Oregon Lawmaker Files Ethics Complaint Against Union Lobbyist

At issue: a debate whether employees who get COVID-19 should automatically receive workers’ compensation benefits.

Along Northeast Prescott Street. (Brian Burk)

State Rep. Daniel Bonham (R-The Dalles) filed an ethics complaint Sept. 2 against Jeff Anderson, a lobbyist for United Food & Commercial Workers Local 555, over Anderson's comments to the NW Labor Press about whether employees who get COVID-19 should automatically receive workers' compensation benefits.

That's a divisive issue in Salem ("Virus Proof," WW, July 29, 2020), and the union, which represents grocery workers, says it's a key issue for its members.

Bonham says Anderson "clearly implied that UFCW's political contributions in the 2020 election cycle would be tied to whether legislators signed a letter expressing support for one of the organization's top legislative priorities." That could violate Oregon ethics laws against trading campaign contributions for influence.

Anderson says he was merely describing what the priorities for the union would be.
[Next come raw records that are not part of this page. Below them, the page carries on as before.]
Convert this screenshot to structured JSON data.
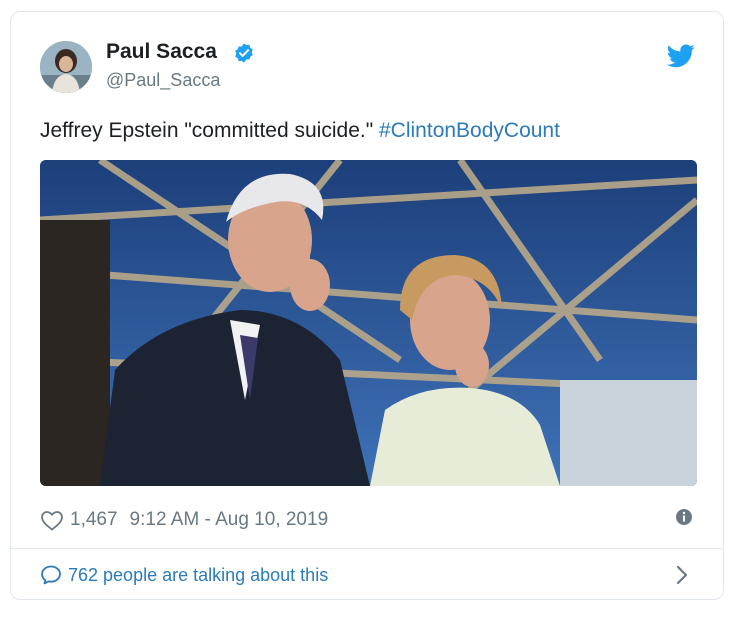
{
  "author": {
    "name": "Paul Sacca",
    "handle": "@Paul_Sacca",
    "verified": true
  },
  "tweet": {
    "text_prefix": "Jeffrey Epstein \"committed suicide.\" ",
    "hashtag": "#ClintonBodyCount"
  },
  "stats": {
    "likes": "1,467",
    "timestamp": "9:12 AM - Aug 10, 2019"
  },
  "conversation": {
    "label": "762 people are talking about this"
  },
  "icons": {
    "verified": "verified-badge-icon",
    "logo": "twitter-bird-icon",
    "like": "heart-icon",
    "info": "info-icon",
    "conversation": "speech-bubble-icon",
    "more": "chevron-right-icon"
  },
  "colors": {
    "link": "#2b7bb9",
    "twitter_blue": "#1da1f2",
    "muted": "#697882",
    "border": "#e1e8ed"
  }
}
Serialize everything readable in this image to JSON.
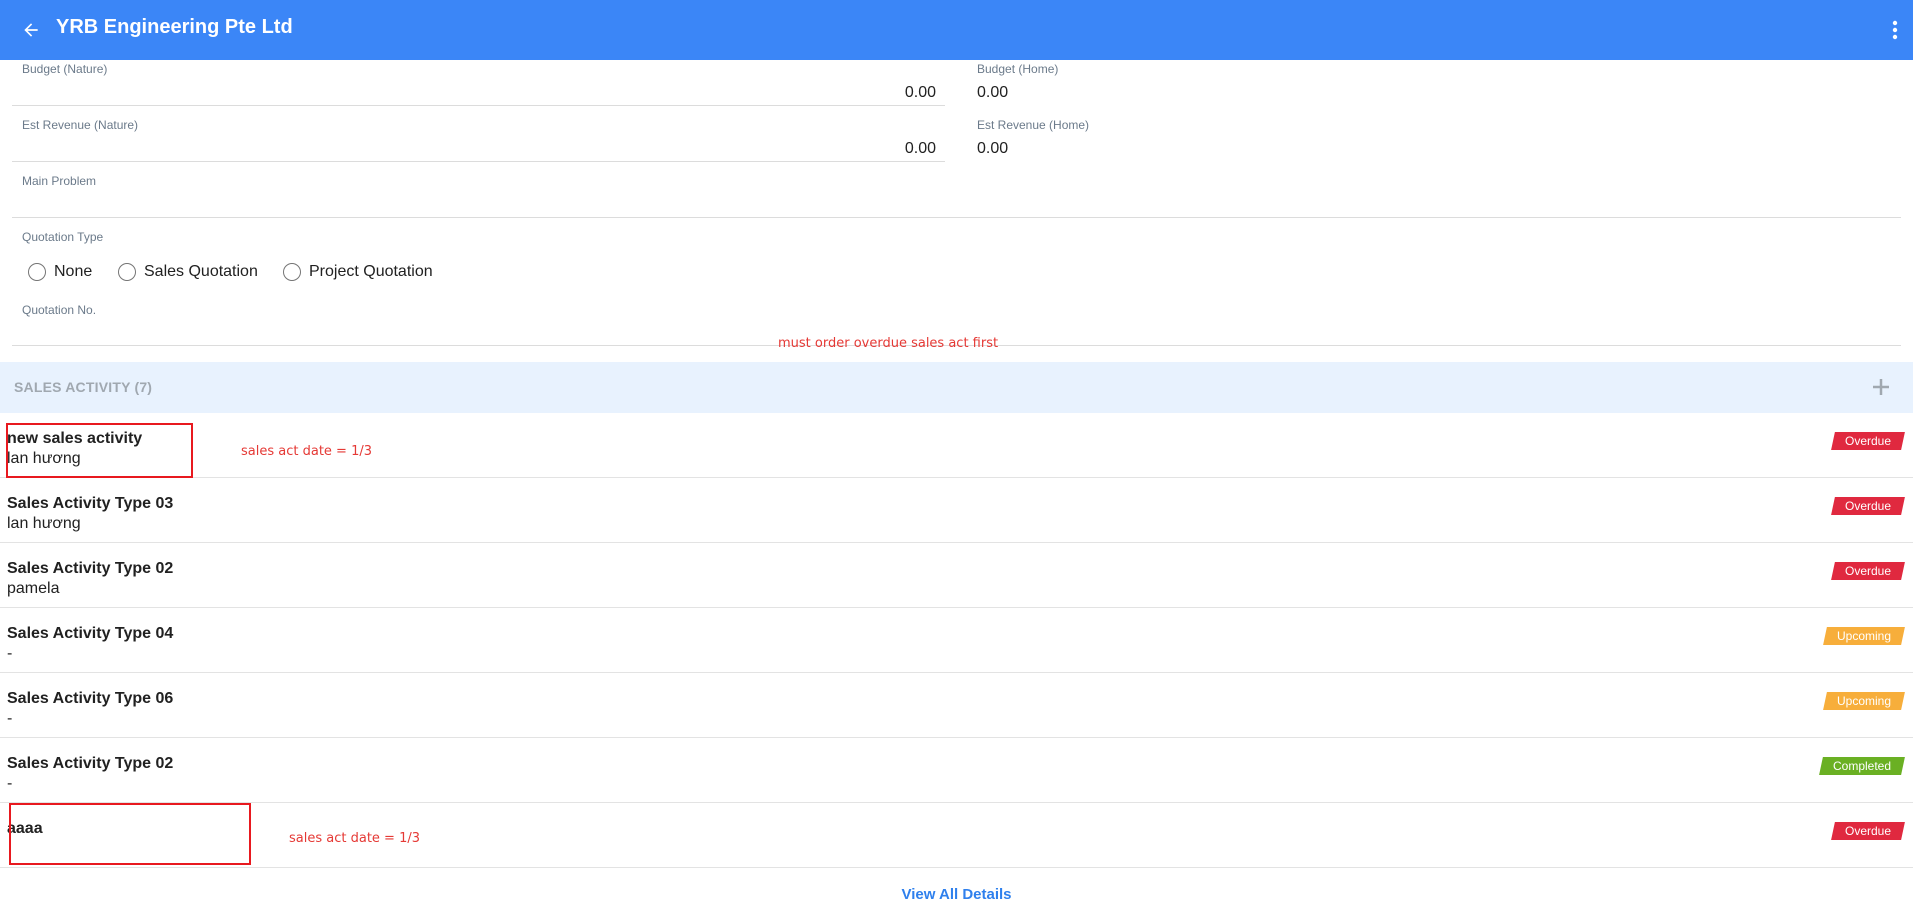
{
  "header": {
    "title": "YRB Engineering Pte Ltd",
    "back_icon": "arrow-left-icon",
    "more_icon": "more-vertical-icon"
  },
  "form": {
    "budget_nature": {
      "label": "Budget (Nature)",
      "value": "0.00"
    },
    "budget_home": {
      "label": "Budget (Home)",
      "value": "0.00"
    },
    "est_revenue_nature": {
      "label": "Est Revenue (Nature)",
      "value": "0.00"
    },
    "est_revenue_home": {
      "label": "Est Revenue (Home)",
      "value": "0.00"
    },
    "main_problem": {
      "label": "Main Problem",
      "value": ""
    },
    "quotation_type": {
      "label": "Quotation Type",
      "options": [
        "None",
        "Sales Quotation",
        "Project Quotation"
      ]
    },
    "quotation_no": {
      "label": "Quotation No.",
      "value": ""
    }
  },
  "annotations": {
    "order_note": "must order overdue sales act first",
    "date_note_1": "sales act date = 1/3",
    "date_note_2": "sales act date = 1/3"
  },
  "sales_activity": {
    "title": "SALES ACTIVITY (7)",
    "items": [
      {
        "name": "new sales activity",
        "person": "lan hương",
        "status": "Overdue"
      },
      {
        "name": "Sales Activity Type 03",
        "person": "lan hương",
        "status": "Overdue"
      },
      {
        "name": "Sales Activity Type 02",
        "person": "pamela",
        "status": "Overdue"
      },
      {
        "name": "Sales Activity Type 04",
        "person": "-",
        "status": "Upcoming"
      },
      {
        "name": "Sales Activity Type 06",
        "person": "-",
        "status": "Upcoming"
      },
      {
        "name": "Sales Activity Type 02",
        "person": "-",
        "status": "Completed"
      },
      {
        "name": "aaaa",
        "person": "",
        "status": "Overdue"
      }
    ],
    "view_all": "View All Details"
  },
  "colors": {
    "header": "#3b86f7",
    "overdue": "#e0293f",
    "upcoming": "#f7ae3b",
    "completed": "#6ab023",
    "link": "#2f80ed"
  }
}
"Suggesting that a union can't describe its legislative agenda is a baseless complaint," he tells WW. "Rep. Bonham knows it's baseless because if it did have merit, he himself would be in violation of taking money from a number of organizations that very explicitly telegraph their expectations of legislators: Koch Industries, the gun lobby, and the financial sector, to name a few."

The complaint is under preliminary review by the Oregon Government Ethics Commission.